Mac finder window showing files with bad file names, screen shot by Amy Hodge

The good news

Amy still understands what some portions of these file names mean:

  • DAPI detects the location of DNA.
  • 1-284 refers to the portion of the protein that is present in the cells. Based on these numbers, Amy also knows what the protein was.
  • 12CA5 is an antibody. HA is the antigen that 12CA5 recognizes. 

The bad news

Some of the information in the file names no longer makes any sense to Amy. For example, she no longer knows what "-10," "-20" or "noPrim" refer to. She also no longer remembers what DM1A and 3F10 are, though they may be other antibodies. When the 12CA5 and HA notations are used in different file names do they indicate the same thing or different things about the experiments? Amy doesn't know.

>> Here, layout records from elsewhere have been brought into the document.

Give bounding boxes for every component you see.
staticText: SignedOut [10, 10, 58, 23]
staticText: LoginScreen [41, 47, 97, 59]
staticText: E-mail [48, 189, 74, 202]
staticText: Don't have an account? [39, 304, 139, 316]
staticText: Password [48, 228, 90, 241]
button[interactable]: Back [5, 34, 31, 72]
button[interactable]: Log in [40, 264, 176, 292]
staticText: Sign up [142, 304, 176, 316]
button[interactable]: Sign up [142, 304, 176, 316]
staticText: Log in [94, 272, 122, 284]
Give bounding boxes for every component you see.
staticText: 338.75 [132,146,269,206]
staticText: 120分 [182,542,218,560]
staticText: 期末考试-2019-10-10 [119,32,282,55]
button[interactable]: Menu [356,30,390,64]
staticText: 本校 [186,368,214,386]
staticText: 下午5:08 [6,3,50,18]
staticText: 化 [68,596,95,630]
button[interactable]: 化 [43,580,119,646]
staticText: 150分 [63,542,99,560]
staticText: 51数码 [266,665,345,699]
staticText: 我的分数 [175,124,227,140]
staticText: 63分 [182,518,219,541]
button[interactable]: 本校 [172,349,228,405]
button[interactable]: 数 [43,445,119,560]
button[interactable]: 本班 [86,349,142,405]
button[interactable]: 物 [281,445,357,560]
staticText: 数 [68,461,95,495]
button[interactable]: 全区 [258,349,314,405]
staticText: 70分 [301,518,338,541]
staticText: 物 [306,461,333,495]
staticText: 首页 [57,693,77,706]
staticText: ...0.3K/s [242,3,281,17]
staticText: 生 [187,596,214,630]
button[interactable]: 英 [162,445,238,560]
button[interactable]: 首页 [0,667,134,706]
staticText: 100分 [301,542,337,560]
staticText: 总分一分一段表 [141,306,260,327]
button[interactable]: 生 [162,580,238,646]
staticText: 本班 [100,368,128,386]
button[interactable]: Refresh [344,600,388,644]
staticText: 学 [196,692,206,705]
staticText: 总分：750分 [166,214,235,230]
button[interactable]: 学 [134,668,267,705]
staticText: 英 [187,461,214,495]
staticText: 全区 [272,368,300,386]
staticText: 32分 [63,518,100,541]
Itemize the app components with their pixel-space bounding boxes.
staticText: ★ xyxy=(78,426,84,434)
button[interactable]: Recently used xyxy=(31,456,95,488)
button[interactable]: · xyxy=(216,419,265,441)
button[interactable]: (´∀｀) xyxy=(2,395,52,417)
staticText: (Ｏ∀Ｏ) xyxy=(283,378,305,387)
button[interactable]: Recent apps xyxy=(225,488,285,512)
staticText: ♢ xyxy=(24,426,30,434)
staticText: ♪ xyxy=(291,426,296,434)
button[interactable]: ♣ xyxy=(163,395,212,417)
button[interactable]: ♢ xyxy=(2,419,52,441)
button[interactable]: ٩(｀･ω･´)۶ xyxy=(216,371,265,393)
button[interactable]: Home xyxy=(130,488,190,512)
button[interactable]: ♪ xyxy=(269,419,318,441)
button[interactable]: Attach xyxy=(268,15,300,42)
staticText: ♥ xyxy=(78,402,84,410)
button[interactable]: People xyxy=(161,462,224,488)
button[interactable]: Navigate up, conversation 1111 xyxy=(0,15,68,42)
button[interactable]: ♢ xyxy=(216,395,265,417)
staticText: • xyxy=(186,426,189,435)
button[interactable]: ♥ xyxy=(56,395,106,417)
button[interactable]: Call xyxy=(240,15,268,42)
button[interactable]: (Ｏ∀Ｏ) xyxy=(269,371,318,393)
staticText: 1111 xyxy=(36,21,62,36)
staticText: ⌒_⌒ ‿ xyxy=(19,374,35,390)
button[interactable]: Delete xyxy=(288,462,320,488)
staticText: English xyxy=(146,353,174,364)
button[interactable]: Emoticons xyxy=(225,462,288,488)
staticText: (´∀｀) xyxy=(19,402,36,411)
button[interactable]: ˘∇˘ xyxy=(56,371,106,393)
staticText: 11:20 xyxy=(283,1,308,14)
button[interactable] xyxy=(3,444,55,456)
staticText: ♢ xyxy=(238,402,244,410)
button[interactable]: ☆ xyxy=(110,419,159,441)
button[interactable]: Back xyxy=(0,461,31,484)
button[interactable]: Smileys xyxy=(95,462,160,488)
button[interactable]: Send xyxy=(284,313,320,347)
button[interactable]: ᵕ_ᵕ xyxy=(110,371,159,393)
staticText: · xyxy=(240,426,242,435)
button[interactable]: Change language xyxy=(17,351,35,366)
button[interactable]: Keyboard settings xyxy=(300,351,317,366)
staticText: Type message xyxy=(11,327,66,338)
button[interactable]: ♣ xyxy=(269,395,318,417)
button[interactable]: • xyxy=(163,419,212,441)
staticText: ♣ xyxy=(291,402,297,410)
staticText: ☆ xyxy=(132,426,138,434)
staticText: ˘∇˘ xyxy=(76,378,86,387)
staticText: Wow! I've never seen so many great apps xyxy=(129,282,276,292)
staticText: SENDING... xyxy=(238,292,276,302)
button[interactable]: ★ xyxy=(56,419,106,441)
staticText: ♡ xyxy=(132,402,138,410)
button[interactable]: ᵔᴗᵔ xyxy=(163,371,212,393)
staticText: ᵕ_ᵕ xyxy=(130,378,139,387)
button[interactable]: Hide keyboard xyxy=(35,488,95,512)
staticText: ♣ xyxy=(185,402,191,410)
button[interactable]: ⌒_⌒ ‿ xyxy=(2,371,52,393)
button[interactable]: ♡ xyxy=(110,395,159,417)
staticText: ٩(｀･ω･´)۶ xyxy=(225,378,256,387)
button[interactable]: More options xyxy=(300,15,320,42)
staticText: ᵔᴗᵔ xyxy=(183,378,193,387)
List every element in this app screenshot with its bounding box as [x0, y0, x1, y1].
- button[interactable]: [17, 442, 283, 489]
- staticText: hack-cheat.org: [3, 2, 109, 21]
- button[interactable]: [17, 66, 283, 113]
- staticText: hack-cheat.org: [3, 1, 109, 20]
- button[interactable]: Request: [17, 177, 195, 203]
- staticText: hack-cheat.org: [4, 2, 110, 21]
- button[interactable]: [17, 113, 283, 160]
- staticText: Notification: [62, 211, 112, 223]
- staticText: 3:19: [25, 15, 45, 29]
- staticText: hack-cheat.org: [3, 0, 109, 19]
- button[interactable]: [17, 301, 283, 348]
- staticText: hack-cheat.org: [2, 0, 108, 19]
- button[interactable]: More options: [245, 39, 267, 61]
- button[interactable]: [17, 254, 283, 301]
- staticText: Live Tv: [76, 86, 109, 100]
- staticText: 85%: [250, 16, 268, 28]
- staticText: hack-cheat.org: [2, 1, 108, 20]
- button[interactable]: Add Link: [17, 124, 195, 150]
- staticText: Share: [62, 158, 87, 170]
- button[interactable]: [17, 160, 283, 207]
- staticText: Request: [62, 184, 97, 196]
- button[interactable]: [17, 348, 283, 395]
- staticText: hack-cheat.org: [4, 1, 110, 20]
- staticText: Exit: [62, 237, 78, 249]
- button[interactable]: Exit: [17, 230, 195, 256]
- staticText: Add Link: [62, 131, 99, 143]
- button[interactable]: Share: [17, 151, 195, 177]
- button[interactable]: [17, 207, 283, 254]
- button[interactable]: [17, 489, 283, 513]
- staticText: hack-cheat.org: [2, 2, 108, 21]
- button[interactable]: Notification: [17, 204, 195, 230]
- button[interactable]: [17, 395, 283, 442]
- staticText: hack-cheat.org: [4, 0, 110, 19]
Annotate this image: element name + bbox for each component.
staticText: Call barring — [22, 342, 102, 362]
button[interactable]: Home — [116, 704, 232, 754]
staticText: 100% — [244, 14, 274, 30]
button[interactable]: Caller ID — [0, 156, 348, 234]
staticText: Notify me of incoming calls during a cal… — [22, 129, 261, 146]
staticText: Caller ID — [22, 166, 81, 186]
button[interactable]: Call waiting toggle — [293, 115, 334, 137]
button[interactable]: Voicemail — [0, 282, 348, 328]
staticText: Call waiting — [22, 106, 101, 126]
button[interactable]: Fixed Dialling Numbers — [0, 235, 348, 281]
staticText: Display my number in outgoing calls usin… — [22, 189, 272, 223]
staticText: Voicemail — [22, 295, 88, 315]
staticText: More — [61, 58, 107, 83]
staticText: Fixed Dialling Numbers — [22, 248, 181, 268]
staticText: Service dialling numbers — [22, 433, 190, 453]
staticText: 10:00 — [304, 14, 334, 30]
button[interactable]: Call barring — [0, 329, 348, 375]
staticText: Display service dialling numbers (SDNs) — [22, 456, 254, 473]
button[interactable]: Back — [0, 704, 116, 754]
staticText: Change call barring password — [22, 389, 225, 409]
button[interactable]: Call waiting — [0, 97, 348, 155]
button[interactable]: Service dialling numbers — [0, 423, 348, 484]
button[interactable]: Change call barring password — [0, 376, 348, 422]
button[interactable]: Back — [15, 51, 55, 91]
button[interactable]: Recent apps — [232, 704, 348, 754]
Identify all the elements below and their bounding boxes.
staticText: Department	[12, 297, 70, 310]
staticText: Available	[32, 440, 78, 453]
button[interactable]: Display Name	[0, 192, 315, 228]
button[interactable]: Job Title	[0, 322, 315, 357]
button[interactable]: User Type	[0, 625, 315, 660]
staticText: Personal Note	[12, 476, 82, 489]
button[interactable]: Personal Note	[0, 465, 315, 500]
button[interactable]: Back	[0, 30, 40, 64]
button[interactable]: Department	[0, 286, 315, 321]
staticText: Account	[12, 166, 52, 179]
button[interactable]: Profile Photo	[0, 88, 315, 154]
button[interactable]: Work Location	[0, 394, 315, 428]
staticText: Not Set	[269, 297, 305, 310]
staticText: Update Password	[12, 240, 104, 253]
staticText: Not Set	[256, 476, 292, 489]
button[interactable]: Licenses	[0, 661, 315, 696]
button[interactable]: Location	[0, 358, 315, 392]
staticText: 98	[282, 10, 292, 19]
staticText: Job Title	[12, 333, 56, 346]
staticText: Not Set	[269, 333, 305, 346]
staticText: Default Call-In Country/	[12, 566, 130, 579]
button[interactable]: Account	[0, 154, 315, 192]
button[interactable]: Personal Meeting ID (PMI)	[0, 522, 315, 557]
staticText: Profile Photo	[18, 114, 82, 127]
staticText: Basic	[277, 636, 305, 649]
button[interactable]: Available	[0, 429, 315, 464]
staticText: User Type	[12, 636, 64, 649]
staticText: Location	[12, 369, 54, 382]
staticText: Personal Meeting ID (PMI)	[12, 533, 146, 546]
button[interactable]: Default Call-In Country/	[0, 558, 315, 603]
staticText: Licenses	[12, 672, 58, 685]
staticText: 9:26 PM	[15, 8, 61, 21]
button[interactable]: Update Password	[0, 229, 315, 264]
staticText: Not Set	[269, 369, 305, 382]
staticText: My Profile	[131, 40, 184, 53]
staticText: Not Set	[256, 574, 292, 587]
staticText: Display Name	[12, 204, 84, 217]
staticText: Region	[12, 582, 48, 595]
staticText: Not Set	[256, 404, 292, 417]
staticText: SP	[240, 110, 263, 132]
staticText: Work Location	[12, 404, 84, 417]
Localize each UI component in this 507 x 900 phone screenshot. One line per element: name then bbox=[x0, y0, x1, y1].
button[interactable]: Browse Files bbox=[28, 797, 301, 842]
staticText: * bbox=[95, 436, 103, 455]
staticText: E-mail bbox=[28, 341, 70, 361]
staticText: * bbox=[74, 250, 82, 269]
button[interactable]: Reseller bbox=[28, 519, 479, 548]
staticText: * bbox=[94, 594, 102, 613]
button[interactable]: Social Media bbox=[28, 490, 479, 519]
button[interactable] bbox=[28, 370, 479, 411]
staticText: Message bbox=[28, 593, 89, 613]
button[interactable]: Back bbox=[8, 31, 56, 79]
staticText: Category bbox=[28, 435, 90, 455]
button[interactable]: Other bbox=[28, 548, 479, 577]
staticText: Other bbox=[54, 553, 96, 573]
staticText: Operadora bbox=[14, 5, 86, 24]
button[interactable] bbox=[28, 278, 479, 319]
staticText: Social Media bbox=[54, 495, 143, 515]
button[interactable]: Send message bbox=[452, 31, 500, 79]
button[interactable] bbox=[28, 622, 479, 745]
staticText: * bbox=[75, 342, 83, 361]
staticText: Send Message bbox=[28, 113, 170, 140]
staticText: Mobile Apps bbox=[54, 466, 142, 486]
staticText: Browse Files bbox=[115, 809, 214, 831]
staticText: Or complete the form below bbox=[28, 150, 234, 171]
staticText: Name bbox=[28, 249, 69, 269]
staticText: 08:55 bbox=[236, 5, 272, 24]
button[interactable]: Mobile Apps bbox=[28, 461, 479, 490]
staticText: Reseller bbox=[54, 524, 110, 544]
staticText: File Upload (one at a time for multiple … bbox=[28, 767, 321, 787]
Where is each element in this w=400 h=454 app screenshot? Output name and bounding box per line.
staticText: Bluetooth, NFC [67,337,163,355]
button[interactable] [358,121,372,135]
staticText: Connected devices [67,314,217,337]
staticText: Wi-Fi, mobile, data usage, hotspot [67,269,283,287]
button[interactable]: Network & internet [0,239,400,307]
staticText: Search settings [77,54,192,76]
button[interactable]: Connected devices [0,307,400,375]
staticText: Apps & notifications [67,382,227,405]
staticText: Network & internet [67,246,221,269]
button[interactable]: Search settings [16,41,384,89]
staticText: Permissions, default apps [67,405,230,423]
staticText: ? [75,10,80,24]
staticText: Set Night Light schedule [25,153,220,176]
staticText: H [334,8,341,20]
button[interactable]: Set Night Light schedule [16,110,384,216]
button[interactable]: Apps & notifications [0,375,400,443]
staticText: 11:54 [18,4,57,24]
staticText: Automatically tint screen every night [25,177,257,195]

These file names also lack a lot of Information that Amy would need to know to be able to understand what each of these experiments is, such as what kind of yeast were used in each experiment, whether the expression of the protein was turned on or not, and what portion of the protein is present for all those file names that do not say "1-284."

Best practices 

  • The files shown above are named inconsistently; a consistent naming scheme would have helped make their names more comprehensible. 
  • Use of more descriptive information in the file names would also have made it easier to figure out 15 years later what the files contain. 
  • Including a readme.txt file in this folder with explanations of the experiments or at a minimum the naming scheme for the files would have also been helpful.